To be fair, the beef tips were very tender with a good texture, completely coated with a barbecue sauce that I did not find offensive, meaning it made no real impression. In the middle of the pile of tips was the most peculiar collection of vegetables. Large pieces, sweet, maybe some pickled, I later learned this was their version of coleslaw. In the coleslaw world there are many contenders for best. This is the clear winner for worst, with a wide chasm separating it from the also-rans. Three capital letters come to mind followed by a question mark, all of which are unprintable.


I swapped this out for another side, but all fall into that same category.


We ordered two entrees. Tom got a Reuben, which he does whenever he sees it, and I did the same, asking for a club sandwich. There were supposedly fresh cut fries, but I didn’t even need to see them. I was curious about the bucchero beans and potato salad, as well as the dirty rice.  We took two bites from the dirty rice and quit, which is unthinkable. I sent back the Bucchero beans which tasted like beer, and there are no words for the potato salad. Or the coleslaw. Obviously the kitchen occupants  have never heard the saying “we eat with our eyes first.” The macaroni and cheese was tolerable if you had to eat mac’n’cheese.
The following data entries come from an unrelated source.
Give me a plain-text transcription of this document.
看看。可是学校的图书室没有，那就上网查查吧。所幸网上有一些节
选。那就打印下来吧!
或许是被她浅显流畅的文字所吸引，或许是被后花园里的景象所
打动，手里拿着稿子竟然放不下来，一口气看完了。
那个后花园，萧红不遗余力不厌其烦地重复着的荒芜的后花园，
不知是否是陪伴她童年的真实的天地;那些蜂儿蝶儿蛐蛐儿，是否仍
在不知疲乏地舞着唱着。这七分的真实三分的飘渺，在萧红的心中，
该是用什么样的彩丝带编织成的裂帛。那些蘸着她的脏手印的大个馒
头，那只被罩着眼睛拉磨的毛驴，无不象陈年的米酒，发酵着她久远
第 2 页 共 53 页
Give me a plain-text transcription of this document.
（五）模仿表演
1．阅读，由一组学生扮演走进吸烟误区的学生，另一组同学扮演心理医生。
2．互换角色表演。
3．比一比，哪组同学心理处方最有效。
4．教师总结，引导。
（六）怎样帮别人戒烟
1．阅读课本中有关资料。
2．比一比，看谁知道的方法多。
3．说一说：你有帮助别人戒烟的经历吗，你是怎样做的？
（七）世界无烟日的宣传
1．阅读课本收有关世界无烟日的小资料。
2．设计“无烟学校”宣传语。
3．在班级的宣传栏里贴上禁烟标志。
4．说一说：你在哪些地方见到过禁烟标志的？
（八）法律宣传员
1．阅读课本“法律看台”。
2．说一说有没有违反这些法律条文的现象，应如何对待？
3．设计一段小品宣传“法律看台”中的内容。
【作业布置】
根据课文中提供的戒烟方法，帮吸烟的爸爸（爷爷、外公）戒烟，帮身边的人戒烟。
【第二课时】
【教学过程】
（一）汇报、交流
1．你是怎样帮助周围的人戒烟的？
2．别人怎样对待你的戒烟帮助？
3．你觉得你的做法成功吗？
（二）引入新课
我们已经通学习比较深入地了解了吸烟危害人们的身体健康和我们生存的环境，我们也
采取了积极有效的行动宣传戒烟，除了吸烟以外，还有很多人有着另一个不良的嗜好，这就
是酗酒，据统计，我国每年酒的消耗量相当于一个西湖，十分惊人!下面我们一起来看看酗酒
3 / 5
The sandwiches were pretty, piled high with ingredients on a buttery Texas toast and Marble Rye. Neither was cut at all, repudiating a distinctive characteristic of the classic club. But this wasn’t a classic club anyway. It was hot, first of all, and it had a pesto mayo. This was not a bad sandwich. It just wasn’t a club sandwich.The ingredients appeared to be of good quality, with a little sear from the grill.

Tom’s Reuben was more classic. The pastrami was sliced very thin, making it really tender. The sauerkraut was generous, cheese good, coming together quite nicely. There was nothing really wrong with this sandwich. 


The dirty rice with it was mushy and tasted mostly of the fresh chopped green onion on top. Sad to waste dirty rice, but we did. The potato salad was the infamous star of this order. Red potatoes halved but no smaller, coated with a creole mustard appeared to be the extent of the effort here. There was nothing to recommend this. 

I asked the waiter if the roommate chef was still in the kitchen and was told he left only months ago, followed by a chef that made it a few weeks, and now a new one was carrying on the same recipes that I remembered 7 years ago.

In all of the time I have been with Tom I can think of only three restaurants that have shocked me with their ineptitude, ignorance, or laziness. All of them have an atmosphere that tries to make up for this. Obviously it does overcome kitchen deficiencies for people who care less about food.


It may seem unfair to judge a place this harshly with just one visit, but if everything on the table is forgettable at best, it’s logical to conclude that anything really good on the menu would be an aberration. So I’ll give the Old Rail high marks for consistency. That’s something, right? It was just as bad as when I swore off it 7 years ago.


There is a popular saying in the restaurant industry when a customer sends something back to the kitchen. “I’m sorry it wasn’t to your taste.” Old Rail is not to my taste, but it is for a lot of other people. And for that I am genuinely glad. As Tom likes to say, “they can have all of my share.”